La grippe, une raison parmi tant d’autres ?
Pour Elisabeth Charrier, déléguée générale de la fédération nationale du funéraire (FNF), les pompes funèbres et crématoriums peuvent être plus encombrés que la moyenne en raison de plusieurs critères : « la zone géographique, la densité de population, l’âge moyen de la population, la présence de crématoriums et leur activité » ou encore « les conditions météo et la disponibilité des personnels ».
A Nantes, Alderic Tardivel ne nie pas l’impact de l’épidémie de grippe sur la mortalité hivernale mais met en évidence d’autres raisons qui peuvent expliquer la surcharge des services funéraires.
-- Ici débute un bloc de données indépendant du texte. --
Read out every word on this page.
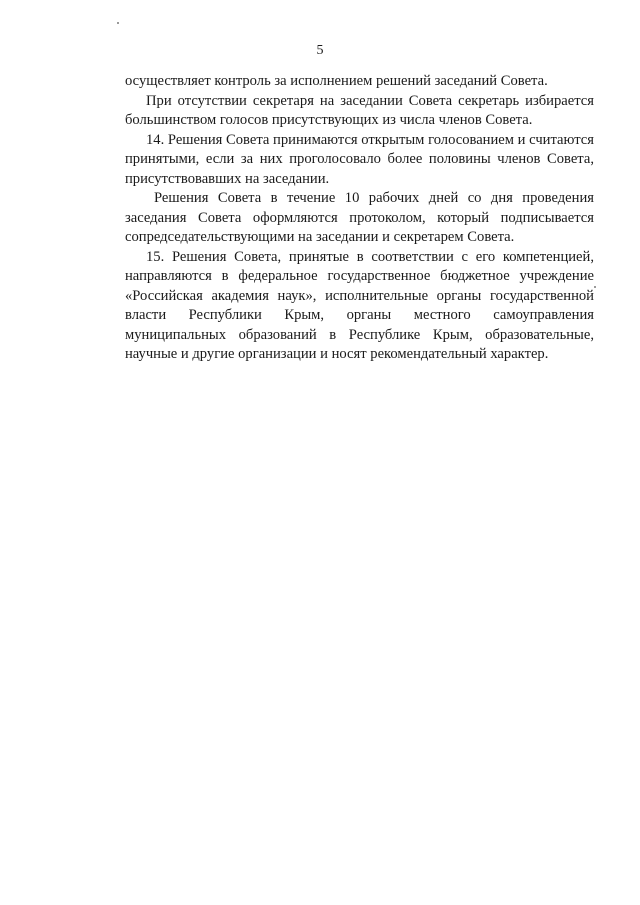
5

осуществляет контроль за исполнением решений заседаний Совета.

При отсутствии секретаря на заседании Совета секретарь избирается большинством голосов присутствующих из числа членов Совета.

14. Решения Совета принимаются открытым голосованием и считаются принятыми, если за них проголосовало более половины членов Совета, присутствовавших на заседании.

Решения Совета в течение 10 рабочих дней со дня проведения заседания Совета оформляются протоколом, который подписывается сопредседательствующими на заседании и секретарем Совета.

15. Решения Совета, принятые в соответствии с его компетенцией, направляются в федеральное государственное бюджетное учреждение «Российская академия наук», исполнительные органы государственной власти Республики Крым, органы местного самоуправления муниципальных образований в Республике Крым, образовательные, научные и другие организации и носят рекомендательный характер.
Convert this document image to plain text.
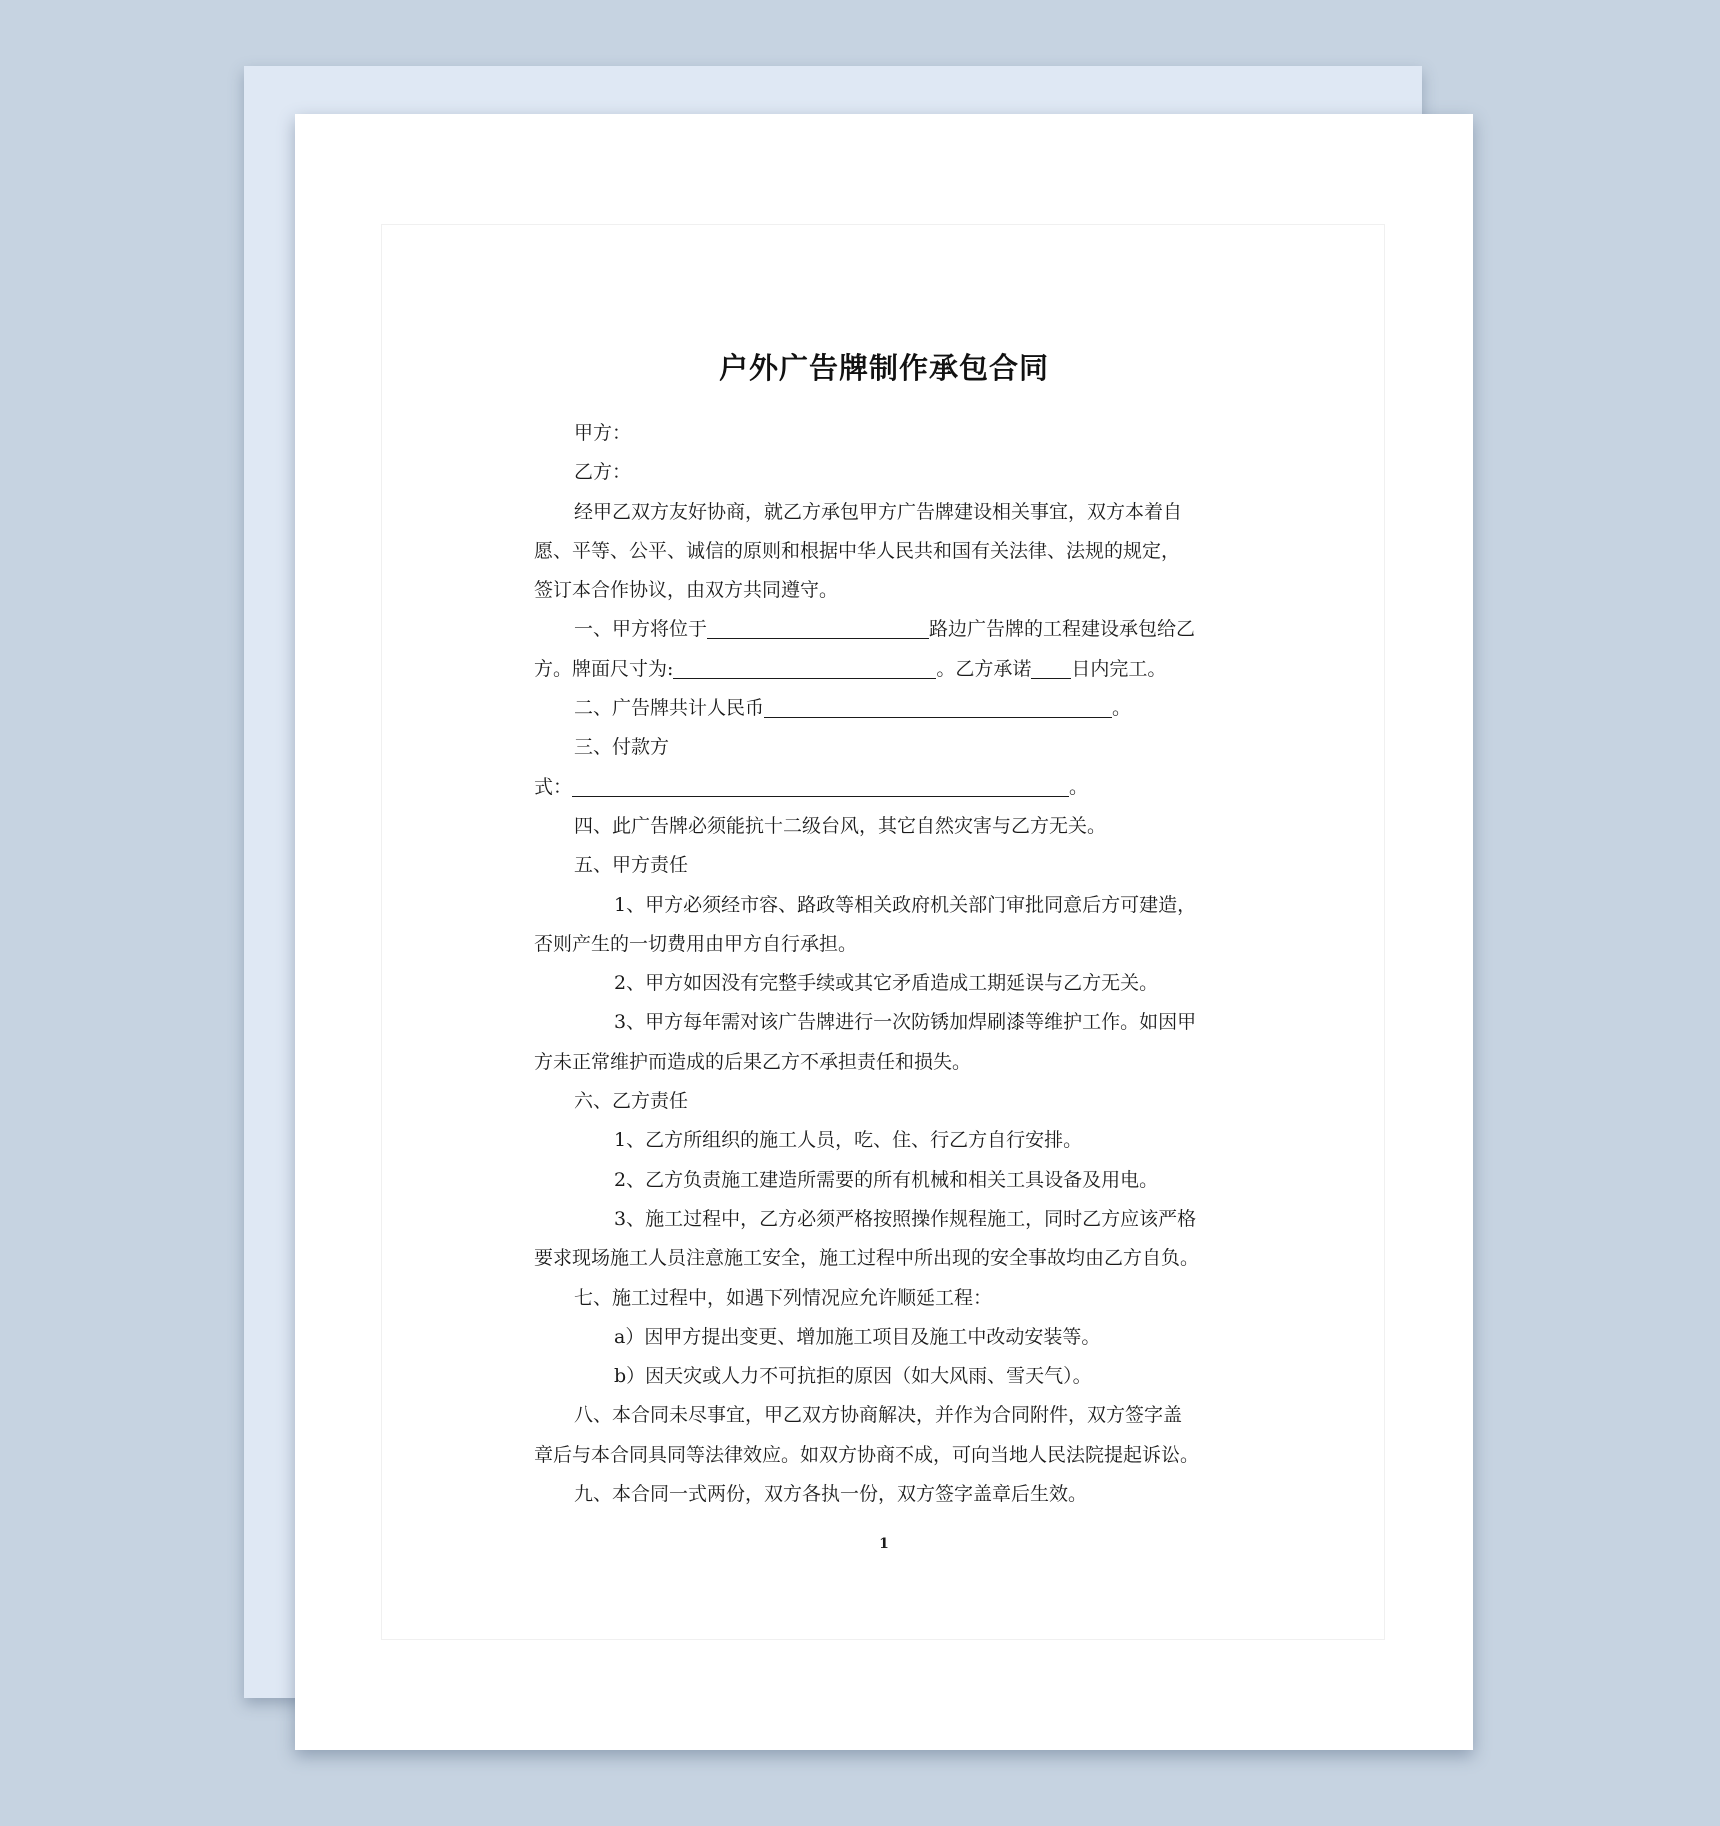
户外广告牌制作承包合同
甲方：
乙方：
经甲乙双方友好协商，就乙方承包甲方广告牌建设相关事宜，双方本着自
愿、平等、公平、诚信的原则和根据中华人民共和国有关法律、法规的规定，
签订本合作协议，由双方共同遵守。
一、甲方将位于	路边广告牌的工程建设承包给乙
方。牌面尺寸为:	。乙方承诺 日内完工。
二、广告牌共计人民币	。
三、付款方
式：	。
四、此广告牌必须能抗十二级台风，其它自然灾害与乙方无关。
五、甲方责任
1、甲方必须经市容、路政等相关政府机关部门审批同意后方可建造，
否则产生的一切费用由甲方自行承担。
2、甲方如因没有完整手续或其它矛盾造成工期延误与乙方无关。
3、甲方每年需对该广告牌进行一次防锈加焊刷漆等维护工作。如因甲
方未正常维护而造成的后果乙方不承担责任和损失。
六、乙方责任
1、乙方所组织的施工人员，吃、住、行乙方自行安排。
2、乙方负责施工建造所需要的所有机械和相关工具设备及用电。
3、施工过程中，乙方必须严格按照操作规程施工，同时乙方应该严格
要求现场施工人员注意施工安全，施工过程中所出现的安全事故均由乙方自负。
七、施工过程中，如遇下列情况应允许顺延工程：
a）因甲方提出变更、增加施工项目及施工中改动安装等。
b）因天灾或人力不可抗拒的原因（如大风雨、雪天气）。
八、本合同未尽事宜，甲乙双方协商解决，并作为合同附件，双方签字盖
章后与本合同具同等法律效应。如双方协商不成，可向当地人民法院提起诉讼。
九、本合同一式两份，双方各执一份，双方签字盖章后生效。
1
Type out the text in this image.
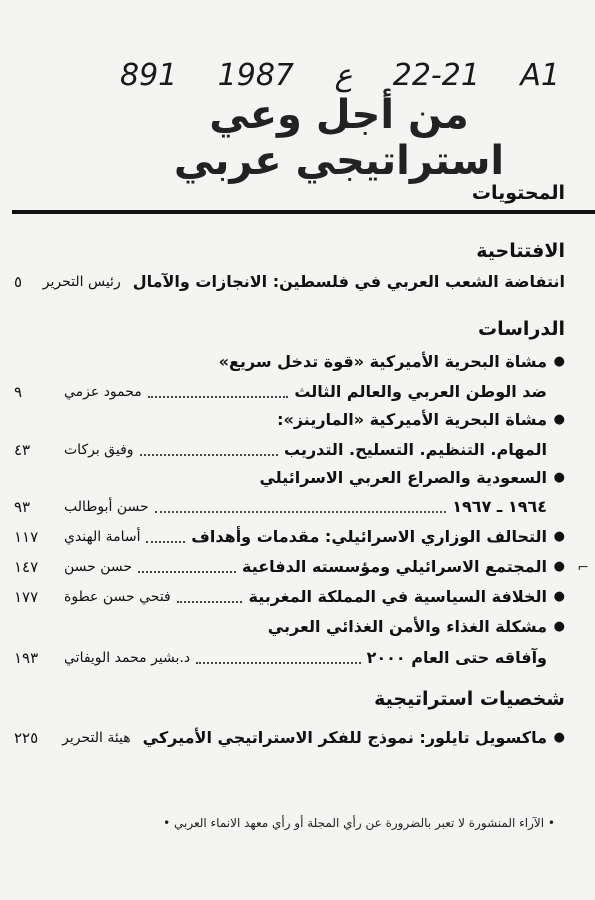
891 1987 ع 22-21 A1
من أجل وعي استراتيجي عربي
المحتويات
الافتتاحية
انتفاضة الشعب العربي في فلسطين: الانجازات والآمال
رئيس التحرير
٥
الدراسات
●
مشاة البحرية الأميركية «قوة تدخل سريع»
ضد الوطن العربي والعالم الثالث
محمود عزمي
٩
●
مشاة البحرية الأميركية «المارينز»:
المهام. التنظيم. التسليح. التدريب
وفيق بركات
٤٣
●
السعودية والصراع العربي الاسرائيلي
١٩٦٤ ـ ١٩٦٧
حسن أبوطالب
٩٣
●
التحالف الوزاري الاسرائيلي: مقدمات وأهداف
أسامة الهندي
١١٧
●
المجتمع الاسرائيلي ومؤسسته الدفاعية
حسن حسن
١٤٧
●
الخلافة السياسية في المملكة المغربية
فتحي حسن عطوة
١٧٧
●
مشكلة الغذاء والأمن الغذائي العربي
وآفاقه حتى العام ٢٠٠٠
د.بشير محمد الويفاتي
١٩٣
شخصيات استراتيجية
●
ماكسويل تايلور: نموذج للفكر الاستراتيجي الأميركي
هيئة التحرير
٢٢٥
⌐
• الآراء المنشورة لا تعبر بالضرورة عن رأي المجلة أو رأي معهد الانماء العربي •
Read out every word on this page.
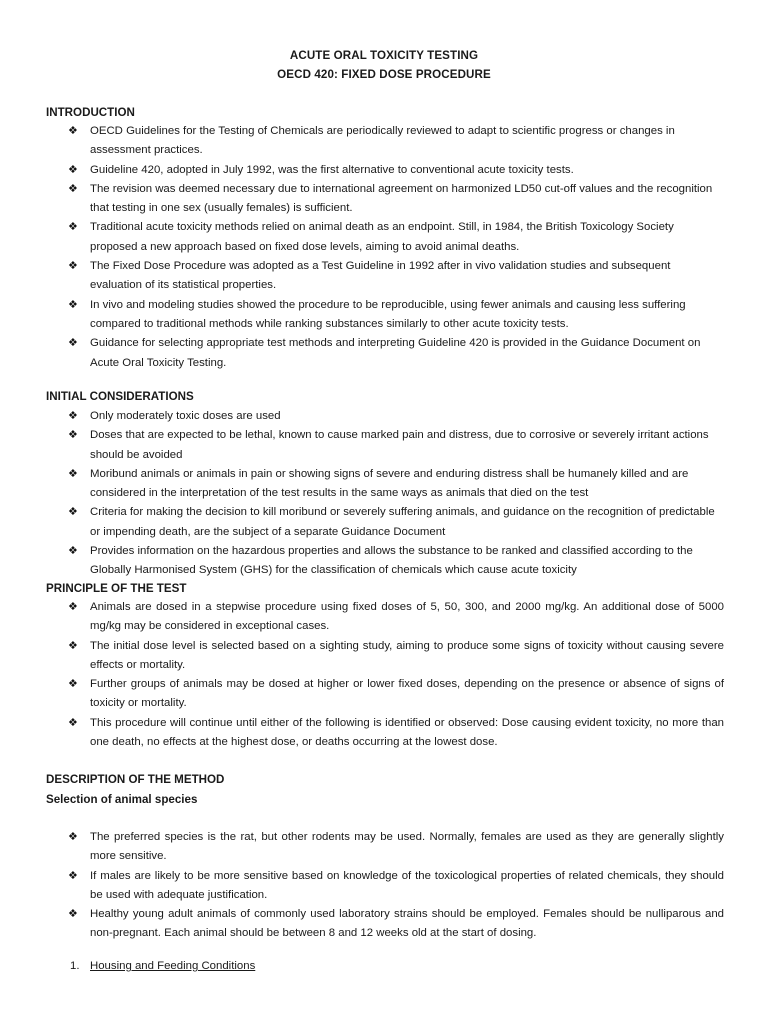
ACUTE ORAL TOXICITY TESTING
OECD 420: FIXED DOSE PROCEDURE
INTRODUCTION
❖ OECD Guidelines for the Testing of Chemicals are periodically reviewed to adapt to scientific progress or changes in assessment practices.
❖ Guideline 420, adopted in July 1992, was the first alternative to conventional acute toxicity tests.
❖ The revision was deemed necessary due to international agreement on harmonized LD50 cut-off values and the recognition that testing in one sex (usually females) is sufficient.
❖ Traditional acute toxicity methods relied on animal death as an endpoint. Still, in 1984, the British Toxicology Society proposed a new approach based on fixed dose levels, aiming to avoid animal deaths.
❖ The Fixed Dose Procedure was adopted as a Test Guideline in 1992 after in vivo validation studies and subsequent evaluation of its statistical properties.
❖ In vivo and modeling studies showed the procedure to be reproducible, using fewer animals and causing less suffering compared to traditional methods while ranking substances similarly to other acute toxicity tests.
❖ Guidance for selecting appropriate test methods and interpreting Guideline 420 is provided in the Guidance Document on Acute Oral Toxicity Testing.
INITIAL CONSIDERATIONS
❖ Only moderately toxic doses are used
❖ Doses that are expected to be lethal, known to cause marked pain and distress, due to corrosive or severely irritant actions should be avoided
❖ Moribund animals or animals in pain or showing signs of severe and enduring distress shall be humanely killed and are considered in the interpretation of the test results in the same ways as animals that died on the test
❖ Criteria for making the decision to kill moribund or severely suffering animals, and guidance on the recognition of predictable or impending death, are the subject of a separate Guidance Document
❖ Provides information on the hazardous properties and allows the substance to be ranked and classified according to the Globally Harmonised System (GHS) for the classification of chemicals which cause acute toxicity
PRINCIPLE OF THE TEST
❖ Animals are dosed in a stepwise procedure using fixed doses of 5, 50, 300, and 2000 mg/kg. An additional dose of 5000 mg/kg may be considered in exceptional cases.
❖ The initial dose level is selected based on a sighting study, aiming to produce some signs of toxicity without causing severe effects or mortality.
❖ Further groups of animals may be dosed at higher or lower fixed doses, depending on the presence or absence of signs of toxicity or mortality.
❖ This procedure will continue until either of the following is identified or observed: Dose causing evident toxicity, no more than one death, no effects at the highest dose, or deaths occurring at the lowest dose.
DESCRIPTION OF THE METHOD
Selection of animal species
❖ The preferred species is the rat, but other rodents may be used. Normally, females are used as they are generally slightly more sensitive.
❖ If males are likely to be more sensitive based on knowledge of the toxicological properties of related chemicals, they should be used with adequate justification.
❖ Healthy young adult animals of commonly used laboratory strains should be employed. Females should be nulliparous and non-pregnant. Each animal should be between 8 and 12 weeks old at the start of dosing.
1. Housing and Feeding Conditions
Sur son département, il évoque le manque d’effectifs dans la police nationale, dont la présence est obligatoire pour la surveillance de certaines opérations funéraires. « Ici, nous n’avons que deux policiers pour surveiller les crémations ce qui peut retarder la prise en charge de certains défunts comme cela a pu être le cas lorsque ces deux agents se sont relayés pendant les vacances de Noël. »
Dans les zones sans virus, pas de surcharge
Selon la cartographie du site Sentinelles, qui répertorie de façon hebdomadaire l’évolution du nombre d’infections respiratoires aiguës (IRA) en France, « le taux d’incidence des cas de grippe vus en consultation de médecine générale pour une IRA a été estimé à 186 cas pour 100.000 habitants » sur la semaine du 19 au 25 janvier. Seules quelques zones dont l’Ile-de-France, le centre de la France ou encore la pointe finistérienne échappent à cette vague d’infections dite « modérée ».
Sur ces territoires où les cas de grippe sont moindres, les services funéraires disent ne pas être dépassés par les demandes et enregistrent un rythme « plutôt habituel », comme l’attestent le gérant d’une entreprise de pompes funèbres à Saint-Denis et une employée d’une entreprise funéraire brestoise.
Notre dossier sur l’épidémie de grippe
D’après les données de l’Insee, l’hiver est une période où la France enregistre le plus de décès. En 2025, le pays répertorie 69.384 décès au mois de janvier contre 46.795 au mois de juin. Des données constantes d’une année à l’autre.